To help support a growing need for education focused on working with indigenous communities, Confederation College has established a new Indigenous Governance and Public Administration program.
“Confederation College is committed to acting upon the recommendations of the Truth and Reconciliation Commission Report, and in working with indigenous communities to provide opportunities in education and training leading to employment,” said Don Bernosky, Vice-President, Workforce Development at Confederation College.
“With the support of the Ministry of Northern Development and Mines, we have developed a unique leadership program that utilizes technology to enhance the learning experience and provide access to those across our region,” he noted.
“The well-being of a community relies on effective, efficient and inclusive governance,” Bernosky stressed.
“The IGPA program will develop the skill set of our future leaders and support them in building relationships across communities that will be of benefit to all.”
A one-year Ontario College Graduate Certificate program for post-graduate students who want to expand their skill set in this highly-specialized area, both full- and part-time study options are available.

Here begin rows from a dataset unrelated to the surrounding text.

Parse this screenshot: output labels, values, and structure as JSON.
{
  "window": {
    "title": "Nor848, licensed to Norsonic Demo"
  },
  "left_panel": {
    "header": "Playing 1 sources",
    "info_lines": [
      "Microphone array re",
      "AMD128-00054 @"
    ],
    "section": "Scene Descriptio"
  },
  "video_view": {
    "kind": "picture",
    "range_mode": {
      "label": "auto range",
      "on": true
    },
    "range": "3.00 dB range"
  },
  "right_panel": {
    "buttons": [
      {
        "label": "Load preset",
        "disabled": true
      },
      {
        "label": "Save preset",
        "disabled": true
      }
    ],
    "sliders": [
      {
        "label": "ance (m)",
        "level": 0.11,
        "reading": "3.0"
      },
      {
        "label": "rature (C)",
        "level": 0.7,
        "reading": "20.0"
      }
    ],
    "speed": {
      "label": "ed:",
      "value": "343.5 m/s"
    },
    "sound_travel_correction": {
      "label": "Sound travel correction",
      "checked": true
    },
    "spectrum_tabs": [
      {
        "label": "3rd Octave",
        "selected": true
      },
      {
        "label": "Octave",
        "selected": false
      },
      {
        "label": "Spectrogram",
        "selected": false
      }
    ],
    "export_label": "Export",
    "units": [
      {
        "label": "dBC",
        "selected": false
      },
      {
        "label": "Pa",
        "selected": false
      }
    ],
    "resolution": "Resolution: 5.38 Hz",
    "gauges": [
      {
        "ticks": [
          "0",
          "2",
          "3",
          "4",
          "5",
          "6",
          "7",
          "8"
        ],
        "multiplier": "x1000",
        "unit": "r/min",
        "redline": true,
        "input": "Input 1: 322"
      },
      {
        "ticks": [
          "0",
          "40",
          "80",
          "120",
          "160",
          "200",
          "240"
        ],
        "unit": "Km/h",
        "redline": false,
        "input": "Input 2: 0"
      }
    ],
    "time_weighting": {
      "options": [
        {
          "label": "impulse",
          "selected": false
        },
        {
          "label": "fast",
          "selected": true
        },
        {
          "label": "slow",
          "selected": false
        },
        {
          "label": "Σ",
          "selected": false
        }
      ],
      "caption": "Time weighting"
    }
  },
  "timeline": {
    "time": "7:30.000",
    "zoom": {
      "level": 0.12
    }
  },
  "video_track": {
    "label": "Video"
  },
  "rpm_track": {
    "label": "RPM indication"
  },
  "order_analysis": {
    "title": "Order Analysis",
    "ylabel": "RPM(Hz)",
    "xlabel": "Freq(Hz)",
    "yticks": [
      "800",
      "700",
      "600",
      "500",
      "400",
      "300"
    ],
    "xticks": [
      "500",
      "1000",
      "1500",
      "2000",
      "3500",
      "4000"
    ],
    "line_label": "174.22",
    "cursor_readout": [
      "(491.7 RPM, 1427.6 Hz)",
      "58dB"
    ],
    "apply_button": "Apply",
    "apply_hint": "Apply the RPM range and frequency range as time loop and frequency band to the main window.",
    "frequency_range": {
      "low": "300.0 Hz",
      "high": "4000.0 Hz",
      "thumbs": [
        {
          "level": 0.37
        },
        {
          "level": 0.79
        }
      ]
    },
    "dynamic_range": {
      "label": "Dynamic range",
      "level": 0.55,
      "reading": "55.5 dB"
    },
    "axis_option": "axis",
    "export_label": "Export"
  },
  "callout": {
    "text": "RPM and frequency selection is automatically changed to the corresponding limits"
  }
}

The program will prepare graduates for future leadership and policy-making roles, teaching how to build, manage, and sustain effective partnerships involving indigenous communities and organizations, public-sector organizations, business and industry, and educational institutions.
“As an indigenous woman who works daily in areas of governance, I have personally advocated for this type of program to happen,” said Wendy Landry, the mayor of the Township of Shuniah and a 1986 graduate of the college’s Law and Security program.
“In the reality of dealing with transparency, industry consultation, and other aspects of the business world, it is important that we, as First People, prepare our communities, our leaders, and our future for effective and strong governance going forward.
“This program is essential,” Landry stressed. “There has been extensive consultation and negotiation in the curriculum development, as well as a lot of input from communities.
“I am confident that this program will offer our communities something of value.”
Students in the program also may have an opportunity to complete a six- to nine-month work internship within a provincial government ministry or other organization.
Program funding and work internship support is being provided by the Ministry of Northern Development and Mines.
“I am very pleased Confederation College is launching a new certificate program in Indigenous Governance and Public Administration,” said Northern Development and Mines minister Michael Gravelle, who also is the MPP for Thunder Bay-Superior North.
“Post-secondary programs with a focus on indigenous education are essential for building stronger indigenous communities and a better future for all of Ontario,” he noted.
“The leadership skills that will be fostered by this program will help shape the people who will lead this region into the future.”
Part-time studies begin in September but there still is time to apply.
Full-time studies will begin in January.
Applicants should have a degree or diploma from an accredited university or college.